Can't save the file after change the Encoding from "Characters Sets" to UTF-8
-
hello. I want to change the html file to UTF-8.
So, I change the encodind of a file to UTF-8 by going to:
Menu -> Encoding -> Utf-8 -> SAVE
After saving the file, I close it an open it. So, I discover the same “Character Sets” as the default Encoding. why hasn’t it changed if i saved as uft-8?
-
I also disable that feature ( Settings > Preferences… > MISC > Autodetect character encoding ).
I still have the same problem…
-
If you don’t have any characters that are outside of standard ASCII (I cannot see any in your screenshot), then Notepad++ sees only bytes from 0-127, so it’s perfectly happy picking 8859-1, which is ASCII-compatible. Even with auto-detect off, it has to make some decision regarding what encoding is actually used. You might disagree with that decision.

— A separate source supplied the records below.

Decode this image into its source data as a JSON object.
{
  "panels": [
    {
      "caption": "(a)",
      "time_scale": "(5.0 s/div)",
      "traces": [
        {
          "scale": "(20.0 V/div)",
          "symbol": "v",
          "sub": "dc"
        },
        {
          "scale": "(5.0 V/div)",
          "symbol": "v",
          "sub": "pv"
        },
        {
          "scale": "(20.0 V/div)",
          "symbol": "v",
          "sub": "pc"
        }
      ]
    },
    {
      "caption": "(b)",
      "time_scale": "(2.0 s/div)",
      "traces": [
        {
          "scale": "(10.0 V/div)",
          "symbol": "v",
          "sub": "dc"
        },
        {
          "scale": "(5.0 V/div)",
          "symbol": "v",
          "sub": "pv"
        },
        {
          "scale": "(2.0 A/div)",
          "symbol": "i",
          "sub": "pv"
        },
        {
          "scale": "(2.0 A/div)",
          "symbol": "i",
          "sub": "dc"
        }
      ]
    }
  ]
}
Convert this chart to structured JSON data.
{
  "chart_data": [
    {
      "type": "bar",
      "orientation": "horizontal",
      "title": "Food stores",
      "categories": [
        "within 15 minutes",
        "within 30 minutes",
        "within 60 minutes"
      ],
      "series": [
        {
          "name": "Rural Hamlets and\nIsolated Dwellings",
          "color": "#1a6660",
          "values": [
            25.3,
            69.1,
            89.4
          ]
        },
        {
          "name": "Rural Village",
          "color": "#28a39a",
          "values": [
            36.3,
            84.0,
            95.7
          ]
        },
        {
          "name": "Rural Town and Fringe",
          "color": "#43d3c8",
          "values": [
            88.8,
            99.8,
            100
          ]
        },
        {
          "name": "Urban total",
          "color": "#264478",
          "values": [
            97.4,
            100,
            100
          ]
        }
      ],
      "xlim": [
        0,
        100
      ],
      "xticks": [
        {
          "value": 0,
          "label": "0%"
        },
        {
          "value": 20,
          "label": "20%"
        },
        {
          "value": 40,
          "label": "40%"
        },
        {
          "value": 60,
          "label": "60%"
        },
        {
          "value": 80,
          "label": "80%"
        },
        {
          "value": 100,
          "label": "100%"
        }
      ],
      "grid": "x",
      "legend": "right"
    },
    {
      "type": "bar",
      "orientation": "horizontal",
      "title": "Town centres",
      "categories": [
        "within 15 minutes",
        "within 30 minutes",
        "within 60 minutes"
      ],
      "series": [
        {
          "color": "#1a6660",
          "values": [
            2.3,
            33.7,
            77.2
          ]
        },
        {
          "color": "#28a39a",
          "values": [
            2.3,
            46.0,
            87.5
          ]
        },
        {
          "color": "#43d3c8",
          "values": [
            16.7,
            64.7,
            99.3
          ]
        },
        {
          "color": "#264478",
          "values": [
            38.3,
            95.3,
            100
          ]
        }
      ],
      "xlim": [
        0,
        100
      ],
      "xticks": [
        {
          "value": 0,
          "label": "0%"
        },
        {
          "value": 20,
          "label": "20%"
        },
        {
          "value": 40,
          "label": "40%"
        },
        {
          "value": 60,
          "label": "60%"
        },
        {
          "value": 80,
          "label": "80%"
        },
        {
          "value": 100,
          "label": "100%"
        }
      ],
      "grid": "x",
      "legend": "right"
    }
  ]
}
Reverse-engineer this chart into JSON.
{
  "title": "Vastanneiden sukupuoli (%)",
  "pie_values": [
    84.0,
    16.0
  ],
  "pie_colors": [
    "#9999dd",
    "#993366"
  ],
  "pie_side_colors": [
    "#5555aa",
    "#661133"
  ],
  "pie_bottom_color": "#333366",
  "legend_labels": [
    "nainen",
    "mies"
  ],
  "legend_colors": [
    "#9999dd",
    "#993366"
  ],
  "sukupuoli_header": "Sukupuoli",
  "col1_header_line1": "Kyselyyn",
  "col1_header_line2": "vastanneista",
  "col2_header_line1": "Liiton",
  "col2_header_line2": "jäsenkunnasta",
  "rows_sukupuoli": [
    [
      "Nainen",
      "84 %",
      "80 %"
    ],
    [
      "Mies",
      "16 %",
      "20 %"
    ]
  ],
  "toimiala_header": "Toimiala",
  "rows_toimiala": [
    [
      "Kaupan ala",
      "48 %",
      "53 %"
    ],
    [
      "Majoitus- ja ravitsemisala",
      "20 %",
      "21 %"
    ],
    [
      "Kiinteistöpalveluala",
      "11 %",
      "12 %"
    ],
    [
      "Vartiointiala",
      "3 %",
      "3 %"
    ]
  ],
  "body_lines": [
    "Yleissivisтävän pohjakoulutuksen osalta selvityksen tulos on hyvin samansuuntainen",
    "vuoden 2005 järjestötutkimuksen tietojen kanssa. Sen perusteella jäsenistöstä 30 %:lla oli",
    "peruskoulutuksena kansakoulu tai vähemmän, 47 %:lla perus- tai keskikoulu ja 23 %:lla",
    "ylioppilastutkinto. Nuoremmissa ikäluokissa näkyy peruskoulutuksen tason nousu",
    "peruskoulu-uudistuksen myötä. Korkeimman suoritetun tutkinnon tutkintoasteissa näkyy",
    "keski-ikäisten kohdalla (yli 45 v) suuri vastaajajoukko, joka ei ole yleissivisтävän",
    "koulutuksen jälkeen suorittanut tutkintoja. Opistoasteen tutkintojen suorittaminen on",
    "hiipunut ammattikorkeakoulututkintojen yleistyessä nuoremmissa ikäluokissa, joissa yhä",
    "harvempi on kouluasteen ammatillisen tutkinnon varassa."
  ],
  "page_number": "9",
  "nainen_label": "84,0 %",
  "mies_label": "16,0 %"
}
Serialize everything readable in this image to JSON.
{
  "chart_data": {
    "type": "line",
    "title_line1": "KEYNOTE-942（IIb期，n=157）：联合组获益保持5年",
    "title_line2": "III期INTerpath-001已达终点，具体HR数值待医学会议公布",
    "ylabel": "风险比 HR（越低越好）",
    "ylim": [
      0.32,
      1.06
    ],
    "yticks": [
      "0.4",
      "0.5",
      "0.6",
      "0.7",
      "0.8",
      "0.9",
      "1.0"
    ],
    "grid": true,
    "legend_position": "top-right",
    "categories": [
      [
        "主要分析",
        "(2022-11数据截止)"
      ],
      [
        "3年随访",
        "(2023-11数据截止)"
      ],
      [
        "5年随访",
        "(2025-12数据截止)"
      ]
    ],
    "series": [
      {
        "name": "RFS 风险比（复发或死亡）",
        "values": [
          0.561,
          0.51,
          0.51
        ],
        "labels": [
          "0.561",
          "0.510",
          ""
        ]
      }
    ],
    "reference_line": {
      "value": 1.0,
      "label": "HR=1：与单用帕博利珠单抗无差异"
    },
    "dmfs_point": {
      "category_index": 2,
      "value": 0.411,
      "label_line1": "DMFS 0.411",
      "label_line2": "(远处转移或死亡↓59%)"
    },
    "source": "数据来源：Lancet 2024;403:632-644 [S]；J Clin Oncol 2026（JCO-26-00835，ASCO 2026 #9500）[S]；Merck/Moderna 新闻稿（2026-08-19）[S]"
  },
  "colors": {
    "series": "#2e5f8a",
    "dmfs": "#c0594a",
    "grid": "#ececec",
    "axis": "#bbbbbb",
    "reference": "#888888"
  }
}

In that case, if you look in Settings > Preferences > New Document, you will find that you can set the default encoding to UTF8 as well as tell Notepad++ to apply that to ANSI files (so if it sees only 0-127, it recognizes it as ANSI, and then when you open it, Notepad++ will automatically treat that 0-127-only file as UTF8 instead).
-
PS: I know some here disagree with me, but that’s why I like UTF-8-with-BOM: it disambiguates the file, and allows editors and tools to know that you really meant that file to be UTF-8, and not some other 8-bit character set. With a BOM in your file, Notepad++ will correctly treat your file as UTF-8 every time.
I understand the argument that “BOM” literally means “Byte Order Mark”, and UTF-8 doesn’t have a variable byte order, so it is not needed. But I think they should have defined UTF-8 with an identifier sequence of some sort (at least an optional one) when they defined UTF-8, and think it’s a good thing that the unnecessary BOM has been dual-purposed to signify unambiguously a UTF-8 file in modern usage, even if it wasn’t part of the original purpose for the BOM.
-
PS: I know some here disagree with me
As the chairman of the “hinted some”. I have no objection to BOM, I objected to someone who said “UTF8 without BOM is stupid”. It is not!
And still the right solution is for Notepad++ to rework its Encoding selection and let the user have more control. The default should be something like “always assume a file is UTF8 unless it violates UTF8 rules, only then autodetect”.
-
@gstavi said in Can't save the file after change the Encoding from "Characters Sets" to UTF-8:
I objected to someone who said “UTF8 without BOM is stupid”. It is not!
I had either misremembered or misread that original anecdote. Sorry for misrepresenting what had been said previously.
And still the right solution is for Notepad++ to rework its Encoding selection and let the user have more control. The default should be something like “always assume a file is UTF8 unless it violates UTF8 rules, only then autodetect”.
👍💯👏